Hormis quelques coups de vent (tornades tropicales), la météo est toujours belle, seule une forte houle fait inlassablement rouler le bateau bord sur bord ; ce traitement devient vite fatigant et explique peut-être pourquoi les marins ont quelquefois une démarche "chaloupée" !
Bord sur bord... un vrai métronome ! On ne marche pas sur les cloisons mais presque ...
Peu de trafic, beaucoup de lecture. Bien entendu j'écoute les bandes amateurs.
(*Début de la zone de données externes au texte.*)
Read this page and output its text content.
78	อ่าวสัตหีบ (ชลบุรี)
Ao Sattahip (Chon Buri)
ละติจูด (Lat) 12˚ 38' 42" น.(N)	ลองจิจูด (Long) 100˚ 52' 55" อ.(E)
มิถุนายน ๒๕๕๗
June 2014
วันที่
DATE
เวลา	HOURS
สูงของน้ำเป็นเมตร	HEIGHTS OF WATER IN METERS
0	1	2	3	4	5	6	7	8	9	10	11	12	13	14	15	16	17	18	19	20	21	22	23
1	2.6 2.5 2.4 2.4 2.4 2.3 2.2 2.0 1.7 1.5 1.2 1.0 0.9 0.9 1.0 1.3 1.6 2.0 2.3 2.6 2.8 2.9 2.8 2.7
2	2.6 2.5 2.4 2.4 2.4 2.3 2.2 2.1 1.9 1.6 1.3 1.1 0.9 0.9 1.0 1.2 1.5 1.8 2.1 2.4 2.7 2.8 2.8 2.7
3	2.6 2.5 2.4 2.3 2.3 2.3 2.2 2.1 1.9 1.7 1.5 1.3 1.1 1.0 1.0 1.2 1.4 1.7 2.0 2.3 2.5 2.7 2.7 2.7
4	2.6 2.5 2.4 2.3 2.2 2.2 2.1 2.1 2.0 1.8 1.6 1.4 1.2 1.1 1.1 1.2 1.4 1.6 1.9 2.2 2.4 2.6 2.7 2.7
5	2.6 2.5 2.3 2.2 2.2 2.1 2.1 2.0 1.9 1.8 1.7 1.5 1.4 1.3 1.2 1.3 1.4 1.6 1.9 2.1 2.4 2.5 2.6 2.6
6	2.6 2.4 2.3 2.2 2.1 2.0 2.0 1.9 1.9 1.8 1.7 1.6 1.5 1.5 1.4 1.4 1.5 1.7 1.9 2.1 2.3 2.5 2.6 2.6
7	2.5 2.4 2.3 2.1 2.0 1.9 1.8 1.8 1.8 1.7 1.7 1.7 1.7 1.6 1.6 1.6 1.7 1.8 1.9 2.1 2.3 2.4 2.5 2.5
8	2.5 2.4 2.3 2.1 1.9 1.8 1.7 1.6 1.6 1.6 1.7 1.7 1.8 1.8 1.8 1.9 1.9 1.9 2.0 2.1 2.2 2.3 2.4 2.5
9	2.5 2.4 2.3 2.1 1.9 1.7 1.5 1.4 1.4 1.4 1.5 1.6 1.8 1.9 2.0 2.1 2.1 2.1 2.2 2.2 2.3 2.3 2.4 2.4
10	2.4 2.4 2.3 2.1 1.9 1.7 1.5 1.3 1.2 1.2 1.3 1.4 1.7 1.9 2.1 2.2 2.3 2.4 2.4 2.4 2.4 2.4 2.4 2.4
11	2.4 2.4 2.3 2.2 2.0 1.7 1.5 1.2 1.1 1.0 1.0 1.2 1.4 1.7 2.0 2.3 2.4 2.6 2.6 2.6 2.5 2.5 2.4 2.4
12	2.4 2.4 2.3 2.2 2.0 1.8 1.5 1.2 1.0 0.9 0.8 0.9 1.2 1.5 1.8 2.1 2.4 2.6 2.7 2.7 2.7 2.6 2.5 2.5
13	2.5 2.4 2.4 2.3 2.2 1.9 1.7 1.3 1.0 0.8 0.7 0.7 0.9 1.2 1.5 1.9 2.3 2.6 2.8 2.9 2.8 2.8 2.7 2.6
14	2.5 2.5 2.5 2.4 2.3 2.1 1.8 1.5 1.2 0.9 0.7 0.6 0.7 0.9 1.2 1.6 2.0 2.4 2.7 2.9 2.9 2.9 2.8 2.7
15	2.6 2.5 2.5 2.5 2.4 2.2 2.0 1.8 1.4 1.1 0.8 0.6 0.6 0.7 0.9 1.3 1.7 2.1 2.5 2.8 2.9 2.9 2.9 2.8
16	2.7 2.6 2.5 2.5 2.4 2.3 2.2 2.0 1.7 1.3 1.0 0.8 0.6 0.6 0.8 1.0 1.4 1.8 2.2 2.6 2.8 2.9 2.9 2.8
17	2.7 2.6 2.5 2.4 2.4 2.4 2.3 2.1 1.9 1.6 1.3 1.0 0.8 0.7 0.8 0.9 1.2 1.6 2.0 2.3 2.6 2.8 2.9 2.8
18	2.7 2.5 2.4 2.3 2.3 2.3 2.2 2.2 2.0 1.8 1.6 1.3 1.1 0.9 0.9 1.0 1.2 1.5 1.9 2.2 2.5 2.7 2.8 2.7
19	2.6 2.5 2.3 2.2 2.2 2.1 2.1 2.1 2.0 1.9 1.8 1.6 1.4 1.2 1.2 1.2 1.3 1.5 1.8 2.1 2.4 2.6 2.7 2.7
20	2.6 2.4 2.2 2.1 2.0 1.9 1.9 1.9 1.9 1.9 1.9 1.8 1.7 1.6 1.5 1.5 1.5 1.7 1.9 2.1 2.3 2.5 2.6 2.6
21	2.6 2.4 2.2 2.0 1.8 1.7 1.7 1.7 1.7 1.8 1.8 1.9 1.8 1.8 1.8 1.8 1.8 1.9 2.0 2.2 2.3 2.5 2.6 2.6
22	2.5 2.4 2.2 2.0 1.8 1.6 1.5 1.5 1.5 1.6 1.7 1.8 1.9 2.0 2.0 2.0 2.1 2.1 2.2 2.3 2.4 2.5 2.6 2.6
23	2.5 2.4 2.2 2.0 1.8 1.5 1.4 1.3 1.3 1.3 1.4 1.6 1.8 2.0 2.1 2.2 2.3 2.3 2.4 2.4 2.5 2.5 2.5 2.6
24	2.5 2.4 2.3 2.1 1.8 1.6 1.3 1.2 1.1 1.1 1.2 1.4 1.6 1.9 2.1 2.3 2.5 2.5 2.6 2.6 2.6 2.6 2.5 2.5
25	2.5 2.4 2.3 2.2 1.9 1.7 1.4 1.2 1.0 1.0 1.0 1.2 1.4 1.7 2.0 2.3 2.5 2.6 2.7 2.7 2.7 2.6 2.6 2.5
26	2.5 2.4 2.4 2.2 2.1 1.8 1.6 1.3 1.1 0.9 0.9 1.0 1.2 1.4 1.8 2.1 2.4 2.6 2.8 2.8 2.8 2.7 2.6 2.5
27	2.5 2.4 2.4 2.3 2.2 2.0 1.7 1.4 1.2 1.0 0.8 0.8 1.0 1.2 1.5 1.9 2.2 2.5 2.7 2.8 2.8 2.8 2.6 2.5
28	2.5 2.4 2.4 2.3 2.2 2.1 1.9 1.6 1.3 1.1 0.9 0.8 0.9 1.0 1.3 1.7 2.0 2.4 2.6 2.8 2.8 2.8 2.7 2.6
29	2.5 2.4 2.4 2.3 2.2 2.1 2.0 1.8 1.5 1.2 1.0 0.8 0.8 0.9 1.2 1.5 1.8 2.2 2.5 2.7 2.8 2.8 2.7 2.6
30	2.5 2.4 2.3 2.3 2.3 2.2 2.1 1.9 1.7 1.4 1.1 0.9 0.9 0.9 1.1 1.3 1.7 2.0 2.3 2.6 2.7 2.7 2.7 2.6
Le cycle est au plus haut et j'enrage de ne pouvoir répondre à tous ces DX... J'ai fait une demande pour être autorisé en /MM. Il m'a été répondu - fort aimablement - que j'avais été embarqué pour du trafic professionnel et non des activités amateurs... Je crois surtout qu'ils craignaient que j'use le matériel !
La pêche donne lieu à compétition ! Beaucoup de beaux poissons mais attention, pas tous comestibles sans quelques précautions... Je me suis quelquefois demandé si notre cuistot (Dakarois) n'amplifiait pas un peu les risques car nos prises faisaient souvent le bonheur de ses camarades... Si tel fut le cas il a eu raison car l'inaction et la qualité des menus commençaient à se faire sentir ... et à se voir !
Le Commandant qui a, rappelez-vous, navigué en son temps comme radio, semble faire un "abcès de fixation" sur les microswitches du radar qu'il tient à vérifier, en ma compagnie, régulièrement. Malheureusement ces composants se trouvent dans l'antenne à 17 mètres au dessus du pont...
Non, je n'ai pas le vertige (quelle chance) mais je me sens très mal à l'aise à cette hauteur sur cette petite plate-forme, avec juste une barre de sécurité (?) dans les reins !
Parfois, comme il sait que la photo est mon autre violon d'Ingres, il m'emmène en balade... Bien que plus âgé que moi, c'est un marcheur infatigable et je peine... Je rêve souvent d'une bière bien fraîche ; hélas il a un gros défaut, il peut rester des heures sous le soleil sans boire. Je n'ai pas cette "qualité" !
J'ai oublié de vous dire que nous avions, à New-York, accueilli Fredo, alerte octogénaire, qui partait pour un tour du monde. Les cargos étaient en effet pourvus de quelques cabines pour passagers occasionnels. Un sacré bonhomme notre américain qui, au plus fort du récent coup de tabac, pipe au bec, bien campé sur ses deux jambes, m'avait demandé : "Alors, c'est pour quand cette tempête ?" Il ne plaisantait pas !
Fredo avait un fils, "gros ponte" d'une compagnie pétrolière. Dans la plupart des ports, un "comité d'accueil" de cette compagnie venait le prendre en charge pour lui faire apprécier les curiosités (touristiques et culinaires) locales. Notre passager avait néanmoins demandé au Pacha de lui adjoindre quelqu'un du bord pour l'accompagner. Devinez qui fut désigné ?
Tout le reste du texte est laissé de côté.